CS257 Assignment: Profiling

Due Wednesday, 4/21/04. Submit on paper at class time.

You may work with a partner on this assignment, if you wish.

The notorious LZW algorithm

In the June 1984 issue of IEEE's Computer magazine, Terry Welch of Unisys published an article entitled A Technique for High-Performance Data Compression. Welch's article described a simple way to implement the well-known Lempel-Ziv compression algorithms, developed during the seventies (see J. Ziv and A. Lempel, A Universal Algorithm for Sequential Data Compression, IEEE Transactions on Information Theory, May 1977). By 1987, Unisys obtained patents on Welch's work in the US, Canada, the UK, and Japan.

The existence of these patents was not widely known among software developers. Indeed, it is likely that anybody familiar with the work of Lempel and Ziv would have considered Welch's paper to be a good piece of work, but also a very natural implementation-oriented extension the LZ ideas--the kind of thing any smart programmer would have come up with after a careful study of LZ. Like Quicksort and AVL trees, the LZW algorithm quickly took its place as a standard algorithmic tool. LZW was incorporated into the GIF and TIFF image format standards, and in the October 1989 issue of Dr. Dobb's Journal, Mark Nelson published a practical article entitled LZW Data Compression, complete with a clean and easy-to-understand implementation in C.

But in 1994, Unisys started to enforce its patents. Rather than repeat the story here, I will point you to The GIF Controversy: A Software Developer's Perspective, by Michael C. Battilana, in case you are interested in learning more. You might also find the Unisys policy on LZW interesting to read.

All of this left many software developers confused about how to use compression legally, without license fees, in their software.
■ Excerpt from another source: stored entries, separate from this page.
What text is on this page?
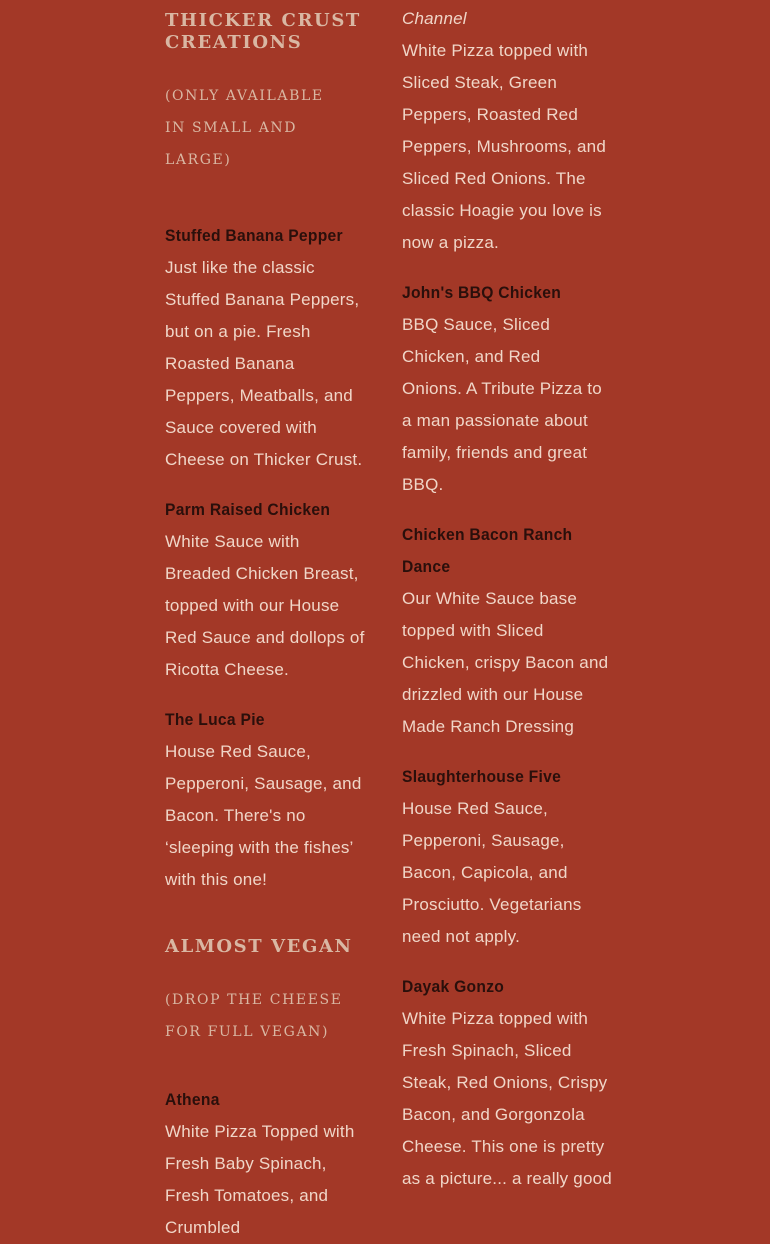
THICKER CRUST CREATIONS

(ONLY AVAILABLE IN SMALL AND LARGE)

Stuffed Banana Pepper

Just like the classic Stuffed Banana Peppers, but on a pie. Fresh Roasted Banana Peppers, Meatballs, and Sauce covered with Cheese on Thicker Crust.

Parm Raised Chicken

White Sauce with Breaded Chicken Breast, topped with our House Red Sauce and dollops of Ricotta Cheese.

The Luca Pie

House Red Sauce, Pepperoni, Sausage, and Bacon. There's no ‘sleeping with the fishes’ with this one!

ALMOST VEGAN

(DROP THE CHEESE FOR FULL VEGAN)

Athena

White Pizza Topped with Fresh Baby Spinach, Fresh Tomatoes, and Crumbled

Channel

White Pizza topped with Sliced Steak, Green Peppers, Roasted Red Peppers, Mushrooms, and Sliced Red Onions. The classic Hoagie you love is now a pizza.

John's BBQ Chicken

BBQ Sauce, Sliced Chicken, and Red Onions. A Tribute Pizza to a man passionate about family, friends and great BBQ.

Chicken Bacon Ranch Dance

Our White Sauce base topped with Sliced Chicken, crispy Bacon and drizzled with our House Made Ranch Dressing

Slaughterhouse Five

House Red Sauce, Pepperoni, Sausage, Bacon, Capicola, and Prosciutto. Vegetarians need not apply.

Dayak Gonzo

White Pizza topped with Fresh Spinach, Sliced Steak, Red Onions, Crispy Bacon, and Gorgonzola Cheese. This one is pretty as a picture... a really good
Between LZW-derived algorithms (of which there are many) and GPL'ed algorithms, I have been unable to find an algorithm I could use with confidence in my own commercial software. Until now, that is. Last summer, the US patent on LZW expired, and this coming summer, the patents in Canada, the UK, and Japan will also expire. So I have begun experimenting with Nelson's code.

Your job

A couple years ago, I made a few modifications to Nelson's code to get it to compile with g++. This week, I added a main program to enable me to test LZW on a specific compression task. The sources are lzw.h, lzw.cpp, and lzw_main.cpp. Read the comment at the top of lzw_main.cpp, construct some appropriate test data (you'll want a few kilobytes, at least), compile the program, and give it a test run.

In his Dr. Dobb's article, Nelson says:

The code accompanying this article works. However, it was written with the goal of being illuminating, not efficient. Some parts of the code are relatively inefficient. For example, the variable length input and output routines are short and easy to understand, but require a lot of overhead. An LZW program using fixed length 12 bit codes could experience real improvements in speed just by recoding these two routines.
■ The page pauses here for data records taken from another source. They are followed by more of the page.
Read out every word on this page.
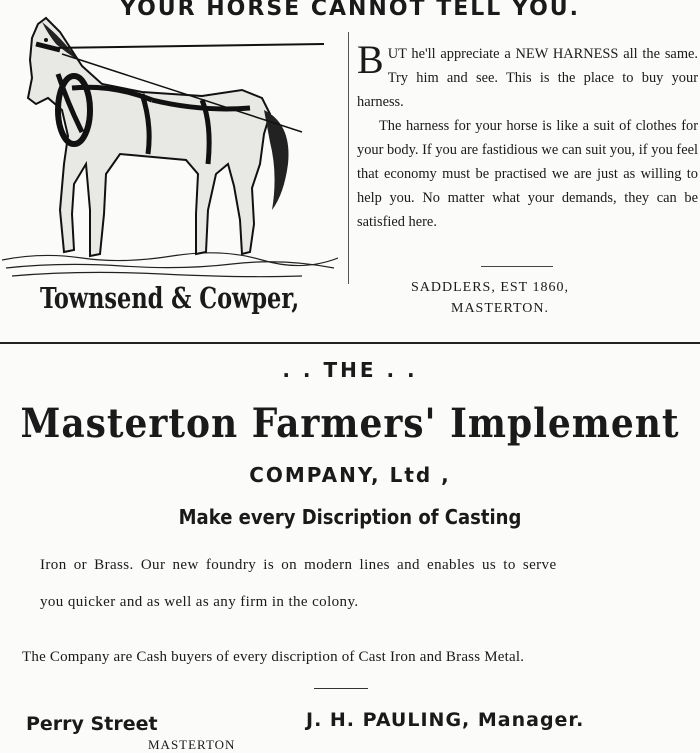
YOUR HORSE CANNOT TELL YOU.

BUT he'll appreciate a NEW HARNESS all the same. Try him and see. This is the place to buy your harness.

The harness for your horse is like a suit of clothes for your body. If you are fastidious we can suit you, if you feel that economy must be practised we are just as willing to help you. No matter what your demands, they can be satisfied here.

Townsend & Cowper,	SADDLERS, EST 1860,
MASTERTON.
. . THE . .
Masterton Farmers' Implement
COMPANY, Ltd ,
Make every Discription of Casting
Iron or Brass. Our new foundry is on modern lines and enables us to serve
you quicker and as well as any firm in the colony.
The Company are Cash buyers of every discription of Cast Iron and Brass Metal.
Perry Street
MASTERTON
J. H. PAULING, Manager.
For this assignment, you will use the gprof profiler to find out where our LZW code is spending most of its time, and then try to make modifications to the code to make it run faster. Here's a list of steps for you to take.

  1. Use the gprof documentation to learn how to generate a profile of the LZW program.

  2. Generate one or more profiles of runs of the code, and identify the portions of code that are most deserving of attention if you wish to improve the speed of the program.

  3. Now, try to speed up the program. First, try speeding it up while keeping the flexibility of the variable-length output codes (that is, allowing the BITS constant to be set to various values at compile time).

  4. Next try making modifications on the assumption that BITS is 12. That is, the output codes will have length 1.5 bytes, making the shifting and masking of various quantities easier to do than when you use 10, 11, 13, or 14-bit output codes.

  5. Write a report about your experiences. Include the essential information from your original profiles and your post-modification profiles, show your modifications, and discuss the quality of your results. I would like the report to be no more than three pages long, including data, but I want a clear and reasonably thorough explanation of what you did, and how effective your efforts were. Tell me the story of your attempt to speed up Nelson's code.

Start early, have fun, and keep in touch.